II t was during my first summer at sleepaway camp, between arts & crafts and swimming, when I got my first period. I was simultaneously mortified and thrilled as my counselor gave me step-by-step instructions on how to use a tampon so I wouldn’t have to sit out of swim class during that hot Texas afternoon. She was a hero in that moment and I was lucky to learn so early that women are in this whole thing together.

Technology has made it easier to reach friends, counselors, and doctors. But talking about issues like sexually transmitted infections or birth control can be fraught and complicated, which can make it difficult to get fast, accurate information. Which is why Carolyn Witte and Felicity Yost created Ask Tia.
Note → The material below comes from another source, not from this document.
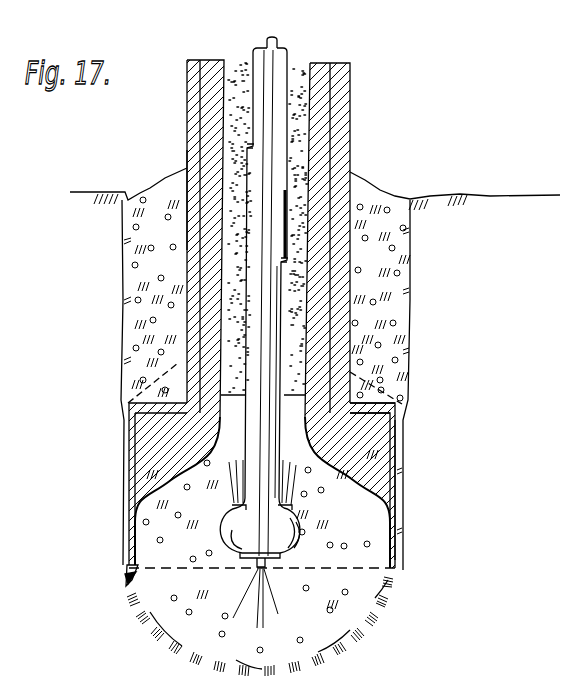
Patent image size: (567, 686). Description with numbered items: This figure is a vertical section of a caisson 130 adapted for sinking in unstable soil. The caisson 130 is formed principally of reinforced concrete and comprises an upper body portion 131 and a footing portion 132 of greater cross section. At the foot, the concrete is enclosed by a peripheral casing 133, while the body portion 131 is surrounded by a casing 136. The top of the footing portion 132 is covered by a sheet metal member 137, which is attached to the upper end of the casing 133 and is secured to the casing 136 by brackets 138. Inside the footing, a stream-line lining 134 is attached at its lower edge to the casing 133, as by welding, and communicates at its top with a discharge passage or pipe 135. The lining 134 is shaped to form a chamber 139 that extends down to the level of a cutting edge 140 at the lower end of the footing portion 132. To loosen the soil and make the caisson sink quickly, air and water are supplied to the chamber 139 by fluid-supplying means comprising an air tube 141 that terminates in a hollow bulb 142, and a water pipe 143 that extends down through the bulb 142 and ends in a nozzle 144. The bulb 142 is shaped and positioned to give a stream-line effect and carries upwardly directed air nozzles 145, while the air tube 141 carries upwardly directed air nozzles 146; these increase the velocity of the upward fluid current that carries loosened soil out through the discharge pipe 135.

Illustration courtesy of Ask Tia.

Released in beta on June 1, Ask Tia is an iOS app designed to assist and inform women about reproductive and sexual health. Through personal, private text-based conversations, users can find the best birth control, get answers to sexual health questions, find doctors, and track periods and symptoms. Unlike most apps for women’s health, which track fertility or menstruation, Ask Tia goes a step further, enabling women to get personalized advice based on their questions and self-described history. It’s the first product from Tia, a company “for millennials by millennials” that aims to help women make informed healthcare decisions. Its most evident strength right now is as a birth control matchmaker, but the company wants it to evolve. “Our goal is to expand Tia to be your comprehensive go-to women’s health assistant for all of your health care information needs,” says Witte, Tia’s co-founder and CEO.

Images courtesy of Ask Tia

The app is the result of Witte’s own reproductive health struggles. After three years and countless doctors and specialists, Witte questioned why she didn’t have access to her historical health data or feel empowered to make informed decisions about her own health care. During that time, Witte was working at Google on Search and Google Assistant, researching and reimagining how people find and access information in the current state of ubiquitous mobile messaging. She knew she wanted to devote her time and expertise to innovate women’s health care, but wasn’t quite sure what to focus on.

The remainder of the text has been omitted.